Das Ministerium hat einfach noch nicht das Wissen, um das Problem richtig anzugehen. Iyesha Kamara, eine der Gründerinnen von Wones, spricht darüber der ehrgeizige Plan fünf Millionen Bäume in vier Jahren zu pflanzen. Das Ministerium forderte die Frauenorganisation auf, 10.000 Bäume in einem südlichen Bezirk zu pflanzen. „Wir haben zehntausend Kokospalmen“, sagt Kamara. „Leider eignen sie sich nicht zur Wiederaufforstung, weil sie im Schatten anderer Bäume wachsen müssen.“
Wones versucht auch, das Bewusstsein in der breiten Öffentlichkeit zu schärfen. Zum Beispiel hat die Organisation ein Schulprojekt, bei dem jedes Kind einen Baum pflanzt und pflegt. Aber solange es keine gute Alternative als Brennstoff gibt, werden die Menschen weiterhin massenhaft Bäume fällen. „Wir arbeiten an einem Projekt zur Herstellung von Briketts aus Gras oder Kokosnuss, die Holzkohle leicht ersetzen können“, sagt Kamara. „Zunächst im kleinen Rahmen, aber hoffentlich können wir es ausrollen.“
Überflutete Straßen
Tamba Kpaquoi lebt jetzt auf der anderen Seite von Freetown. Er gibt Nachhilfeunterricht, das verdiente Geld spart er, um studieren zu können. Als die Regenzeit ihren Höhepunkt erreicht, sieht er die Folgen der schlechten Entwässerung in der ganzen Stadt. Einige Straßen stehen komplett unter Wasser. „Das macht mich wütend und traurig“, sagt er. „Es erinnert mich an meine Brüder, besonders an meinen jüngeren Bruder. Wir haben immer alles zusammen gemacht.“
Ob die Regierung am Sonntag eine Gedenkfeier organisiert, wissen die Angehörigen noch nicht. Vor zwei Jahren kam Präsident Julius Maada Bio zur Enthüllung eines Denkmals an den Katastrophenort. Auf einem Granitblock stehen ein Mann, eine Frau und zwei Kinder, die Arme ausgebreitet und die Augen gen Himmel gerichtet. Es ist ein wunderschönes Denkmal, sagt Dorfvorsteher Pa Conteh, „aber was nützt es? Ich wünschte, die Regierung würde uns mehr zuhören.“
Internationale Klimafinanzierung
Auf dem Klimagipfel in Glasgow, der Ende letzten Jahres stattfand, betonten afrikanische Länder und Hilfsorganisationen die Notwendigkeit, ärmere und anfälligere Länder widerstandsfähiger gegen Extremwetter zu machen. Bereits 2009 vereinbarten die reichen Länder, ab 2020 jährlich 100 Milliarden Dollar an einen Klimafonds zu überweisen, der für die Klimaanpassung in armen Ländern bestimmt ist, doch dieses Versprechen ist noch lange nicht eingelöst.

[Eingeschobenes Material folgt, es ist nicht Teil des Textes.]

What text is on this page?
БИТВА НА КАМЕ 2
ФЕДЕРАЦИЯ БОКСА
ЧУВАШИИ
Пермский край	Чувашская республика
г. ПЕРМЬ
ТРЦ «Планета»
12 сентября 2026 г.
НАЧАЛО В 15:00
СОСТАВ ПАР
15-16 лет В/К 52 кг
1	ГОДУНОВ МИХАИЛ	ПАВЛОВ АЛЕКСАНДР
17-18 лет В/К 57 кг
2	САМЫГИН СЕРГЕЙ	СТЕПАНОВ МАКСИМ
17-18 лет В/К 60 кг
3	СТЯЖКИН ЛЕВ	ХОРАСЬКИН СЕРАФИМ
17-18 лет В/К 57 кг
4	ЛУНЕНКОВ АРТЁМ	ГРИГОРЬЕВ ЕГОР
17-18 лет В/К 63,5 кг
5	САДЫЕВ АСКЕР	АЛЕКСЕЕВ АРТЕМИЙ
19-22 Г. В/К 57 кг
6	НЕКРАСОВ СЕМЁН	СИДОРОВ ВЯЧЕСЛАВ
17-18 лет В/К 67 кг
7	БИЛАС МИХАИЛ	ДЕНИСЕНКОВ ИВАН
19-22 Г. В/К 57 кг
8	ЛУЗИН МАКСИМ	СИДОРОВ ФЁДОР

In Glasgow stellten die reichen Länder einen Finanzierungsplan vor, um die versprochene Summe bis 2023 zu erreichen. Entwicklungsländer pochen auf gemeinsame Verantwortung und argumentieren, dass 100 Milliarden auch bei weitem nicht ausreichen. Neue finanzielle Zusagen sind bisher jedoch nicht zustande gekommen, obwohl eindeutige Beweise dafür vorliegen, dass arme Länder überproportional vom Klimawandel betroffen sind. Es wird erwartet, dass das Thema beim kommenden Klimagipfel, der im November in Ägypten stattfinden wird, ganz oben auf der Tagesordnung stehen wird.